C'est sans conteste la meilleure revue de réflexion sur tous les aspects de la photographie dans nos sociétés, dans l'art et dans la culture en général. Cette nouvelle livraison est consacrée à l'histoire écologique de la photographie. On a cru, un peu naïvement, que le remplacement de la photographie argentique, particulièrement polluante avec tous les agents chimiques qu'elle requiert, par la photographie numérique a été un immense bénéfice. Or, il n'en n'est rien : celle-ci a besoin de lithium et de beaucoup d'énergie électrique. En somme, un mal chasse l'autre.
Depuis qu'on a pris conscience de cette question ; on a commencé à photographier toujours plus les dommages écologiques que subit la terre, le monde végétal, le monde animal et aussi les hommes. Mais est-ce là tout ce qu'elle peut faire : dresser un constat, quitte à l'exagérer ? Le premier article que nous trouvons dans cette revue, après cette longue préface peu rassurante, concerne l'écologie botanique, qui a débuté au début du siècle dernier. La photographie va jouer un rôle toujours plus important dans l'étude des plantes. Les frères Robert et William Slith ont été des pionniers dans cette matière au début du XXe siècle. Les méthodes de travail vont rapidement se transformer et l'on est passé de la méthode empire (la pure observation) à l'analyse mathématique. Un savant comme Frederic E. Clements n'abonde pas dans ce sens même s'il travaille sur des données quantitatives. En sorte que l'observation empirique accompagne toujours les travaux rationnels. Quant aux catastrophes naturelles, elles ont fait dès l'apparition de cette nouvelle technique, d'une attention toute particulière.
L'auteur s'appuie surtout sur les expériences menées en Isère et en Haute Savoie et qui ont eu des prolongements pédagogiques notables. Un autre article développe la question des explosifs et en premier l'exploitation du nitrate de sodium. L'article suivant s'intéresse à la poussière. Et un autre se focalise sur un site pétrochimique.
Plus intéressant à mon sens est la contribution de Kiveli Mavrokordopoulou, qui nous introduit à la photographie des bombes atomiques, Fritz Goro s'étant spécialisé dans ce domaine. Il a utilisé l'autoradiographie pour parvenir à ses fins. Les pages consacrées à la cause animale nous ramène à des choses plutôt mieux connues, mais représente une question qui désormais est devenue universelle et populaire. La question de la survie de l'humanité est assez bien traitée et représente aussi un champ important des travaux photographiques de ces dernières décennies. En quelque sorte, ce numéro a été la tentative d'examiner à peu près tous ce qui peut avoir trait aux questions que posent l'écologie. C'est parfois austère ou trop spécialisé, mais l'ensemble est très cohérent et devrait satisfaire la curiosité d'un lecteur passionné par la photographie sous quelque forme qu'elle se présente.

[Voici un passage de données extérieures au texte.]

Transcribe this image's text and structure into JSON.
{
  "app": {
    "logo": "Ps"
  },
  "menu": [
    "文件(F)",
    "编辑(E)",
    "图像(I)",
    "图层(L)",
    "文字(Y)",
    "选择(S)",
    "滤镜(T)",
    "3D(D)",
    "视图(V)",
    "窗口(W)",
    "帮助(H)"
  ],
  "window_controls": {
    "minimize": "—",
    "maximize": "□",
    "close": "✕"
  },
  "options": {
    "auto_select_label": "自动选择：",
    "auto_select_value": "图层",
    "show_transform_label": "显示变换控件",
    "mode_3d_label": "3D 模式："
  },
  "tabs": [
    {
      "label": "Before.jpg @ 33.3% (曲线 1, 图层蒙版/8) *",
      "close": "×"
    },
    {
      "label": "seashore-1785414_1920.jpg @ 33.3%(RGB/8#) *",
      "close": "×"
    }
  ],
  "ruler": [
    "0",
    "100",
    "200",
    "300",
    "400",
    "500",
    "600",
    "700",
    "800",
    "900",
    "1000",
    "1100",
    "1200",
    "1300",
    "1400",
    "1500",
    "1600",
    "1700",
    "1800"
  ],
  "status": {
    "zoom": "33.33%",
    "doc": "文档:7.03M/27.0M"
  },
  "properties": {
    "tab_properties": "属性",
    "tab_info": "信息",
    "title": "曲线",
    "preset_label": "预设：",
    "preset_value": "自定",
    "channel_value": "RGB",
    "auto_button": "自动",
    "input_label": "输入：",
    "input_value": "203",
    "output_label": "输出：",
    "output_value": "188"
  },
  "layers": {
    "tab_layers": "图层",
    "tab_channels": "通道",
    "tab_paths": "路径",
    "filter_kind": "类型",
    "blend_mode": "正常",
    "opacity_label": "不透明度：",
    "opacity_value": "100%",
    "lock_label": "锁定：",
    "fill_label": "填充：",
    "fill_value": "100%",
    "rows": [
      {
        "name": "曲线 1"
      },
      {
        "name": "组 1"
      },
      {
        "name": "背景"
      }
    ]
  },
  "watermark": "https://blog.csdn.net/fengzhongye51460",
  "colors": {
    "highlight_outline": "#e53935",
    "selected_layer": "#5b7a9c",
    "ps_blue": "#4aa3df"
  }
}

La Visita, Ariel Soulé, a cura di Stefano Cortina, Cortina Arte Edizioni, Milan, 48 p.
Il s'agit peut-être d'un petit catalogue, mais c'est aussi une pièce précieuse et rare dès qu'on aborde la question de l'art contemporain. D'abord, examinons la mise en place des choses : un photographe, Valeriano Borroni, a mis en scène une histoire minuscule : un homme se trouve devant une porte verte. Peu à peu une jolie jeune femme en sort. Le mouvement de sa venue est comme saisie au ralenti. Celle-ci s'avance vers le personnage qui paraît l'attendre ? Mais, tout d'un coup, elle imprime à sa robe bleue un mouvement brusque en direction de l'homme qui est déconcerté. Ce dernier semble peiné de ce
geste inattendu. Ensuite, elle se rapproche de lui comme pour le consoler. Il offre une fleur qu'elle accepte. Puis ils se tournent le dos, après que la femme donne l'impression d'être tombée derrière la porte entrouverte. Ils se tournent le dos et vont chacun dans le sens opposé. Puis on les voit s'embrasser. Et, l'homme s'en va en passant derrière la porte.
De cette fable, nous pourrions tirer plusieurs récits différents. Les tableaux d'Ariel Soulé sont reproduits à côté de chaque instant de l'intrigue. En commun avec eux. A l'époque (nous sommes en 2009), il était un peu plus figuratif. Peut-être il y a-t-il des clefs, mais elles ne nous sont pas données. Ce qui fait le charme et l'originalité foncière ses toiles, c'est qu'elles ne délivrent pas un message de quelle que nature que ce soit. Soin monde est énigmatique. Mais il n'en reste pas moins attirant. Des formes flottent dans un espace abstrait. Ce sont les formes de sa pensée qu'il ne délivre que sous cet aspect énigmatique. Mais ses compositions n'en demeurent pas moins équilibrées, malgré le désordre apparent, et elles nous parlent malgré le peu que nous pouvons savoir d'elle. C'est une très belle confrontation entre deux histoires énigmatiques.
Guerre, Ludwig Renn, traduit de l'allemand par Jean-Pierre Landais, Le Temps des cerises, 440 p., 18 euro.
Ce grand et puisant livre a été écrit par Von Gol Benau (1889-1977), un officier qui choisira le nom de plume de Ludwig Renn pour publier cet ouvrage, relation avec précision et sans le moindre désir de se mettre en avant, se limitant à témoigner avec précision et réalisme dans ce conflit titanesque. Il le fait d'abord publier d'abord sous forme de feuilleton dans Frankfurter Zeitung (l'un des plus importants quotidiens allemands) en 1928. Mais il ne paraît pas en volume. Cet officier qui s'était caché derrière la figure d'un modeste caporal, n'avait peut-être assez exalté la grandeur de l'armée allemande pour que son oeuvre, tiré de plus de trois mille pages de manuscrit, puisse servir le régime national-socialiste. Il est tout l'oppose d'Ernst Jünher qui, dans Orage d'acier, exalte la guerre comme des valeurs cardinales de l'humanité.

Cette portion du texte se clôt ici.